The approach used herein, which is based on FRF image processing, is a part of an innovative clinical protocol based on a pre-screening method able to decrease the health risk/misdiagnosis risk. The clinical approach is mapped via the BPMN scheme shown in Figure 5.

Such an approach, in our opinion, could be of great assistance in the context of pathology laboratories that have very high volumes of cases and slides, allowing for faster screening of lesions and the initiation of immunohistochemical and, in necessary cases, molecular investigations that can shorten reporting times and improve diagnostic timelines for patients. However, as ML algorithms require a pre-selection by a pathologist as well as a certain amount of data to allow for a high level of reliability, and considering that NM accounts for just under 1% of MM histotypes, it is quite difficult to obtain large amounts of data.

To the best of our knowledge, this is the first paper to address and employ an AI algorithm in pre-screening in dermatopathology.

The very good performance of the algorithm (see the “Precision” parameter, Figure 3) indicates that the algorithm automatically defines the number of instances required for the best computation. A limit is certainly the first setting of the parameter of the algorithm (see the definition of the parameters, such as the Gaussian/Sobel/Hessian filter parameters bilateral/Lipschitz/Gabor/derivative/structured filtering conditions, etc. [13]). Moreover, the high level of sensitivity of the error response was confirmed by slowly varying the algorithm’s parameters. Also, other neural network algorithms could be used for image processing, such as long short-term memory (LSTM). This last algorithm requires the establishment of further settings of parameters calibrated for specific images, which could increase the error calculus. The choice of FRF was then mainly due to the optimisation of the dermatopathology platform to decrease the computational time and simultaneously increase the response accuracy (the main properties of the FRF algorithm).

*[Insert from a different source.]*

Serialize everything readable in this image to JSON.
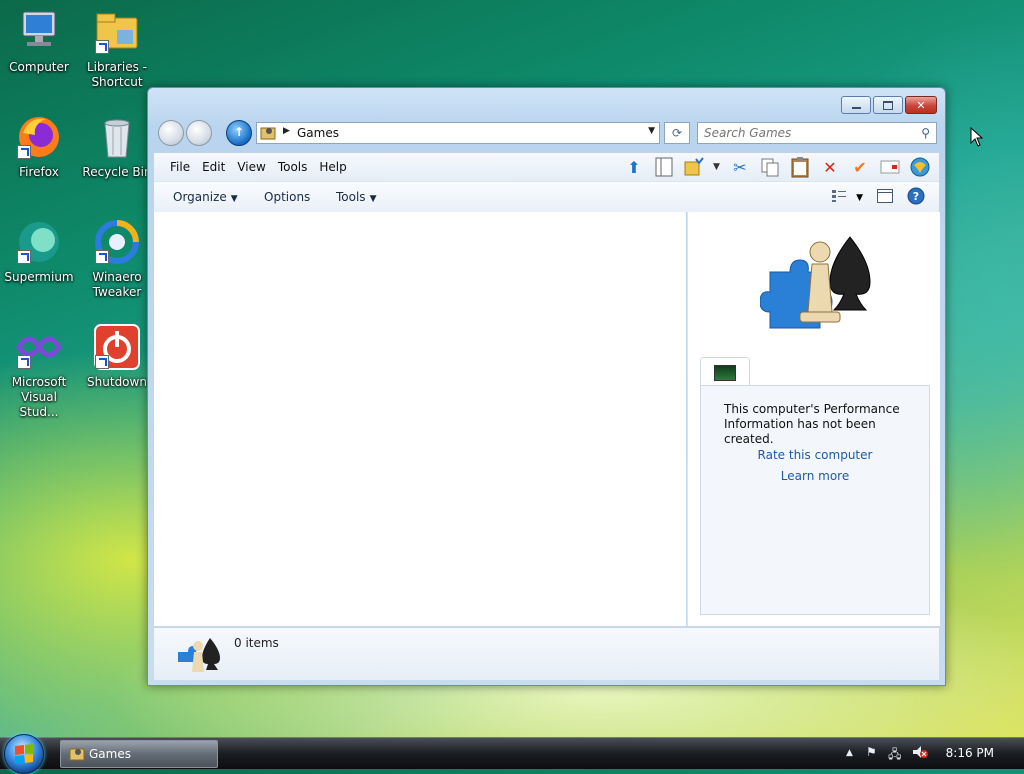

It is important to underscore that the indicators adopted for the analysis of the experimental results in Table 5 are:

• The total image area (mm²): this indicator provides a reference for the related percentage of the anomalous clusters of the dimension of a specific area according to the image scale (this percentage will increase for a wider image);
• The number of red pixels: the possibly anomalous pixels contained in the image, which represent a primary quantification of the ”risk distribution”;
• Equivalent area (mm²): the red pixels are merged to estimate an equivalent area which is useful in defining the final percentage value via losing the information associated with the spatial distribution;
• Equivalent area (%): the final indicator defining the threshold of risk for the pre-screening analysis; the threshold could change after changing the FRF algorithm parameters (a change in the parameters could increase or decrease the number of red pixels, thus changing the threshold value, which is set to 12 % according to the clinical point of view).

5. Conclusions

Even today, despite advances in the histopathological diagnosis of atypical, pigmented lesions, NM continues to be a source of diagnostic error. In this paper, we have attempted to introduce an innovative prognostic procedure in dermatopathology to decrease the risk of NM misdiagnosis and to hasten the flow within the pathology laboratory. The procedure was formulated into a preliminary clinical protocol based on the application of the FRF algorithm, which is optimized to be efficient while using a low number of images for training the model. New studies with larger case series are necessary to confirm or otherwise refute our reported results.